Gordon Dividend Growth model : uneven dividends

I’m trying to calculate the cost of common equity for this company. I figured I could use the Gordon Dividend Growth Model to solve for the investor’s required rate of return. However, its dividends have made wide swings. How could I apply the Gordon Model if I’m supposed to assume that

g is at a constant rate?

This is one of those situations I’ve been dreading where I can learn the stuff out of a book but am sitting like a deer in headlights when it comes to applyin it in the real world.

Well, obviously it doesn’t work very well. You could try regressing the log of the dividend against time to get an estimated average and growth rate and back out the average, then subtract a quantity to reflect the effect of volatility.

If you have another way to estimate the growth rate, you can simply shave a bit off of it to reflect volatility drag and try the GGM. Or try to normalize the dividend by some kind of averaging (the regression method above helps with this). The GGM tells you a fair price for a company that is growing steadily, so if here are bumps, you simply shave some off to account for this.

Usually, when you have uneven cash flows or dividends, it means that the company is either growing or - alternately - beginning to stall.

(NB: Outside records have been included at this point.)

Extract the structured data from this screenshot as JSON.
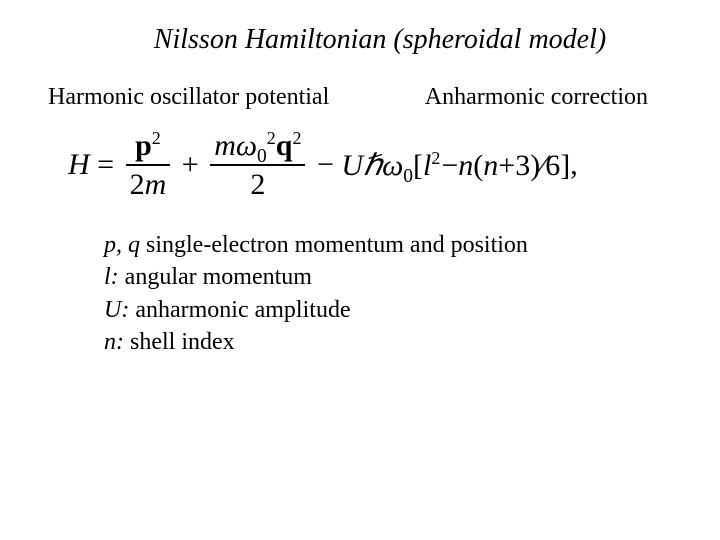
{
  "colors": {
    "bg": "#ffffff",
    "text": "#000000"
  },
  "font": {
    "family": "Times New Roman",
    "title_size": 28,
    "body_size": 24,
    "eq_size": 30
  },
  "title": "Nilsson Hamiltonian (spheroidal model)",
  "label_left": "Harmonic oscillator potential",
  "label_right": "Anharmonic correction",
  "equation": {
    "lhs": "H",
    "t1_num_a": "p",
    "t1_num_exp": "2",
    "t1_den_a": "2",
    "t1_den_b": "m",
    "t2_num_a": "m",
    "t2_num_b": "ω",
    "t2_num_b_sub": "0",
    "t2_num_b_sup": "2",
    "t2_num_c": "q",
    "t2_num_c_sup": "2",
    "t2_den": "2",
    "t3_pre": "Uℏω",
    "t3_sub": "0",
    "t3_br_open": "[",
    "t3_a": "l",
    "t3_a_sup": "2",
    "t3_minus": "−",
    "t3_b": "n",
    "t3_paren_open": "(",
    "t3_c": "n",
    "t3_plus": "+",
    "t3_d": "3",
    "t3_paren_close": ")",
    "t3_div": "∕",
    "t3_e": "6",
    "t3_br_close": "]",
    "tail": " ,"
  },
  "defs": {
    "line1_sym": "p, q",
    "line1_txt": " single-electron momentum and position",
    "line2_sym": "l:",
    "line2_txt": "  angular momentum",
    "line3_sym": "U:",
    "line3_txt": " anharmonic amplitude",
    "line4_sym": "n:",
    "line4_txt": " shell index"
  }
}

Generally that means you need a different valuation method than GGM.

But backing out the required rate of return is generally not a good idea to do for a stock, because the whole point of the required rate is to have an outside-determined standard of how much the stock needs to return (generally considering it’s risk) to be a good investment. However, it is perhaps justified if you are using it as a method of relative valuation, provided you are using the result to compare stocks of similar risk levels.

Check that model I sent you. I had dividends growing at individual rates for 5 years before leveling off at a terminal rate starting in year 6.